Venendo alla correttezza o meno delle manovre di soccorso, la Cassazione afferma: "Quanto all'idoneità dei mezzi utilizzati dal personale Anas per segnalare la presenza del sinistro nell'immediatezza dell'occorso, la Corte territoriale ha rilevato l'assenza di normativa ad hoc sotto il profilo del comportamento da assumere nell'immediatezza del sinistro stradale, dovendo valutare le condizioni di criticità sussistenti in concreto". E nel caso di specie, ha rilevato che dalla indagine svolta in sede penale risultava che la squadra di intervento, "intervenuta in poco tempo, era appena sopraggiunta sul luogo e non era dato rinvenire alcun profilo di negligenza della condotta degli addetti Anas, o una violazione di norme di prudenza, in considerazione della cadenza temporale dei fatti e della peculiarità del luogo che richiede massima prudenza in chi guida".

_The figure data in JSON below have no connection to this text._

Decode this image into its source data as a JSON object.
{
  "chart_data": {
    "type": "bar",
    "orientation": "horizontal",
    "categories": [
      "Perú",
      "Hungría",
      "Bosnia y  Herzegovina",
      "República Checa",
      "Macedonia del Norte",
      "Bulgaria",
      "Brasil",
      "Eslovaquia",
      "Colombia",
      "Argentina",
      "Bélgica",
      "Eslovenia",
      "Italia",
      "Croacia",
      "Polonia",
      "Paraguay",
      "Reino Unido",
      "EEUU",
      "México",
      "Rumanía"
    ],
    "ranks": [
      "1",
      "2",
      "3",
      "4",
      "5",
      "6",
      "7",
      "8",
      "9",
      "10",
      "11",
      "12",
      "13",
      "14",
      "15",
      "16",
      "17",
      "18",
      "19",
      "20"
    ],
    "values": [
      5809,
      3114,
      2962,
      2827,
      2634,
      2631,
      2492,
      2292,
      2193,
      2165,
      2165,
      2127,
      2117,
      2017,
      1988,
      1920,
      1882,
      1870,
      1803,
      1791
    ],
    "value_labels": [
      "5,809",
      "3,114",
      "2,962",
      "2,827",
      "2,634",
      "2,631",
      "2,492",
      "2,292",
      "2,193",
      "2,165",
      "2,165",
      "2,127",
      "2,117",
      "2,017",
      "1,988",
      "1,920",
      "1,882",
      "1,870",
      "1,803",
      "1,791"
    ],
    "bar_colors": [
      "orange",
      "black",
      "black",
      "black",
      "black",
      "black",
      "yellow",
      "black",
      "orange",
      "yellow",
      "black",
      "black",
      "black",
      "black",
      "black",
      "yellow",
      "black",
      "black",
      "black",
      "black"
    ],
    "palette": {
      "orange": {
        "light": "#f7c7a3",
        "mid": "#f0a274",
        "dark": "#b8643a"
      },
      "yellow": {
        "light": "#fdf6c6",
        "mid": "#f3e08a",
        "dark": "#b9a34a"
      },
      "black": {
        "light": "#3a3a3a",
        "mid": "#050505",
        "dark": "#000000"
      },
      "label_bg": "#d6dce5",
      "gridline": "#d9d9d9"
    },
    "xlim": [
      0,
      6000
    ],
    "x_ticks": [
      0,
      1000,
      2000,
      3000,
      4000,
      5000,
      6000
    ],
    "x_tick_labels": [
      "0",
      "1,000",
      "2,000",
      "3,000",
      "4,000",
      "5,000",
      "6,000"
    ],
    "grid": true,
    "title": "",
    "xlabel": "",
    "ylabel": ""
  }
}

Non solo, i segni di frenata iniziavano a una distanza di 365 m dalla fine della galleria, proprio dove si era posizionato il personale munito di torce e bandiere per segnalare l'incidente avvenuto a 500 metri di distanza dall'uscita della galleria: "dunque, in un punto in cui il conducente dell'auto aveva già potuto avvedersi del pericolo, evidentemente non evitato in ragione dell'eccessiva velocità con cui viaggiava". "Sicché – conclude la Cassazione - l'evento è stato attribuito ad un momento di stanchezza dell'autista (era alla guida da circa otto ore) o comunque ad altra ragione che gli aveva fatto perdere il controllo del mezzo, vera causa dell'impatto unitamente al mancato rispetto della velocità massima".